Access to the HI Service requires the NASH certificate (as of 2019, NASH replaced the old Medicare site certificates for HI access). In your software’s architecture, you might create a module or service client dedicated to the HI Service. The lookup can be done in real-time when registering a new patient or user, or cached as appropriate. ADHA’s developer guides emphasize implementing IHI validation in your system’s workflow, for example, prompting the user to do an IHI search when adding a new patient record to ensure the IHI is captured upfront.
Software Solution Architecture: When you start the B2B integration, ADHA will ask you to provide your Software Solution Architecture Document for review and validation. They will then give you feedback on how your system should be correctly architected.
Testing Process Summary: HI First, Then MHR
To sum up, the critical procedural detail is that you must complete Notice of Connection (NoC) testing and Conformance testing twice:
With the Healthcare Identifiers (HI) Service
Before you can integrate with My Health Record, your software must demonstrate it can correctly connect to and use the HI Service (to look up IHIs, HPI-Is, HPI-Os).
This involves passing a Notice of Connection (NoC) test: you’ll be provided test cases, along with test data and test certificates. Your task is to run the scenarios, capture the SOAP requests and responses, and submit them as evidence that your system can connect and interoperate correctly.
After the NoC is complete, you conduct Conformance testing against the HI Service’s specifications (often using ADHA’s conformance test documents). You’ll then submit a Conformance Vendor Declaration stating your system complies.
With the My Health Record (MHR) System
Once HI Service integration is proven, you repeat the same two phases with My Health Record itself:
A Notice of Connection (NoC) test for MHR’s B2B APIs (again, you’ll be given a test plan, test patients, and test certificates; you must demonstrate connection by executing and capturing requests/responses).
Then a Conformance, Compliance, and Declaration (CCD) phase, where you self-test against the MHR conformance test specifications (covering CDA formatting, API usage, security, and usability requirements).
Only after passing both HI and MHR NoC + Conformance stages is your software permitted to connect to the live production environment.
Future Considerations and Strategic Planning
FHIR Transition Preparation
The My Health Record system is transitioning from CDA to FHIR standards to support real-time, interoperable health solutions. Healthcare provider businesses should consider this transition in their long-term technology planning, as FHIR-based integration will become the preferred approach over the current SOAP/CDA implementation for future digital health initiatives.

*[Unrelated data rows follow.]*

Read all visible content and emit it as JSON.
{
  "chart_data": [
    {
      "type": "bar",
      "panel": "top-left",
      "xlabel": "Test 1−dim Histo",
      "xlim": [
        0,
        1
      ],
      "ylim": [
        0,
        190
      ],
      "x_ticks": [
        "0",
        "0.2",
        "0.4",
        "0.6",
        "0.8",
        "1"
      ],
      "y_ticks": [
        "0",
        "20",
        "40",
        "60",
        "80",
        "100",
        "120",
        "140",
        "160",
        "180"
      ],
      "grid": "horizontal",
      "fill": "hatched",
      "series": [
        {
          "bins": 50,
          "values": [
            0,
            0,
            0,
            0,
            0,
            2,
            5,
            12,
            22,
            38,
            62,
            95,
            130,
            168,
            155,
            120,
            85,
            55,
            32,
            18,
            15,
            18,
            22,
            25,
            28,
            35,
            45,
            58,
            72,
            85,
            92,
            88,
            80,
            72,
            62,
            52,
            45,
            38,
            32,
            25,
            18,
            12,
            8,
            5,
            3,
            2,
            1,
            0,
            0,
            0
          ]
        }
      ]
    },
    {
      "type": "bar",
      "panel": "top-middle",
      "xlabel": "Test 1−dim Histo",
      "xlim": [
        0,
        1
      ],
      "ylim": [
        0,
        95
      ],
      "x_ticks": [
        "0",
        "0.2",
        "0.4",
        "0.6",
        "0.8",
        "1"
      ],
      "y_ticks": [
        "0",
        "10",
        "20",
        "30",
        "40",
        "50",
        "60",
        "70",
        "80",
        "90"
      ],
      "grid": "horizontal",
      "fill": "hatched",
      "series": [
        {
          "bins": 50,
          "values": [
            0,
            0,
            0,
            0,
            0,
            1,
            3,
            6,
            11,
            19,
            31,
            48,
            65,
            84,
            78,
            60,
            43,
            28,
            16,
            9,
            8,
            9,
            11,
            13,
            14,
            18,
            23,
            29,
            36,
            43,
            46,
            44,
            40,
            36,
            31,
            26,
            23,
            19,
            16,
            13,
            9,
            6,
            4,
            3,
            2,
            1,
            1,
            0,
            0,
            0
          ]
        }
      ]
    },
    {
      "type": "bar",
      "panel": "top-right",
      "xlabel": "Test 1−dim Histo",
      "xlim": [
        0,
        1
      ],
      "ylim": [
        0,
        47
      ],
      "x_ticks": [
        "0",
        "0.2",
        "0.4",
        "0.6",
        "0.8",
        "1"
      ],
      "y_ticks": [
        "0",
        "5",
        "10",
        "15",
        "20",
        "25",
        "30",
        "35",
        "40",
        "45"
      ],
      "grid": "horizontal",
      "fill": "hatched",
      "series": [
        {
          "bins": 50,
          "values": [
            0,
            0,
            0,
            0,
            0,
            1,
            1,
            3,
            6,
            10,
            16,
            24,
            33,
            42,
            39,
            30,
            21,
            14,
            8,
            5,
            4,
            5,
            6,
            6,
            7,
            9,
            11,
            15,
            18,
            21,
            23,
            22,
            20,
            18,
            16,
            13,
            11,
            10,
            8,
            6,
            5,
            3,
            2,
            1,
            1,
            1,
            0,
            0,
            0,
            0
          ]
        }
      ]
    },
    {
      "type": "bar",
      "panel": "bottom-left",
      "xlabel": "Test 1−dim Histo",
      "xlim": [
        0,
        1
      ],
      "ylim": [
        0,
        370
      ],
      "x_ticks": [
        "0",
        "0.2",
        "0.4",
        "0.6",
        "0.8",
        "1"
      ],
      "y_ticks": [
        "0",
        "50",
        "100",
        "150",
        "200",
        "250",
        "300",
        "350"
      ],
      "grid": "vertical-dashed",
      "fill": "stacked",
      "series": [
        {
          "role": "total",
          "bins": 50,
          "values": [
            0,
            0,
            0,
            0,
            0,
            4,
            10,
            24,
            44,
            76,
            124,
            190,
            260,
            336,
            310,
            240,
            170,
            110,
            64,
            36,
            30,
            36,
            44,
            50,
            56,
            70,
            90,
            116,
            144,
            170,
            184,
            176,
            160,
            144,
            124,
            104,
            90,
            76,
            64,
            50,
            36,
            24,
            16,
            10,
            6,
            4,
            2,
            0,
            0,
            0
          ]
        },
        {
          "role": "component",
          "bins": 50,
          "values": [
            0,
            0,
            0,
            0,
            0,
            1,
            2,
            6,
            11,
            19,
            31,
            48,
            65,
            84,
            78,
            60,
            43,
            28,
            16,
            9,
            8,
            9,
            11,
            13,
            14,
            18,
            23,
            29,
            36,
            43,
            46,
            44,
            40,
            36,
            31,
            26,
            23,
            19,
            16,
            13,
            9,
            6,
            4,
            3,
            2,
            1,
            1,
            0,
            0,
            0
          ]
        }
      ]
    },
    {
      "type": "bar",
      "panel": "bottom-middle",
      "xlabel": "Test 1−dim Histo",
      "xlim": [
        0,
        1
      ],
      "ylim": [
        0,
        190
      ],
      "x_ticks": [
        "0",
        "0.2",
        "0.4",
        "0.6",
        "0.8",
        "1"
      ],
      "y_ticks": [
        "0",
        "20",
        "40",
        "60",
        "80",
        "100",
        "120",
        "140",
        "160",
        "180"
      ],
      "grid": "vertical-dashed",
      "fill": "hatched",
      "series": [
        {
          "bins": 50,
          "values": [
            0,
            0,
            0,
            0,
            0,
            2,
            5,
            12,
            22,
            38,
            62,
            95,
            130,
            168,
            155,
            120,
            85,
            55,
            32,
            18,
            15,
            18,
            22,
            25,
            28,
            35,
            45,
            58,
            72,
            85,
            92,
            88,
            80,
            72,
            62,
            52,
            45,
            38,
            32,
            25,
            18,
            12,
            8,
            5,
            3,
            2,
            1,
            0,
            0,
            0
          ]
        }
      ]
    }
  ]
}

Allied Health Integration Expansion
The Australian Digital Health Agency is actively expanding My Health Record access to allied health professionals through vendor partnerships. This expansion represents opportunities for comprehensive care team integration and enhanced patient care coordination across multiple healthcare disciplines.
Regulatory Compliance Evolution
Stay informed about the development of Sharing by Default Rules, which will specify mandatory sharing requirements for different types of healthcare providers. Early preparation for these requirements will position your organisation advantageously as regulations evolve.
My Health Record B2B system integration represents a significant strategic investment for healthcare provider businesses, requiring careful planning, substantial technical implementation using CDA/SOAP technologies, and rigorous sequential NoC testing with both HI Service and My Health Record systems. Success requires thorough preparation, appropriate resource allocation for SOAP web service development, meticulous test case execution and documentation, and commitment to ongoing maintenance and evolution of your digital health capabilities.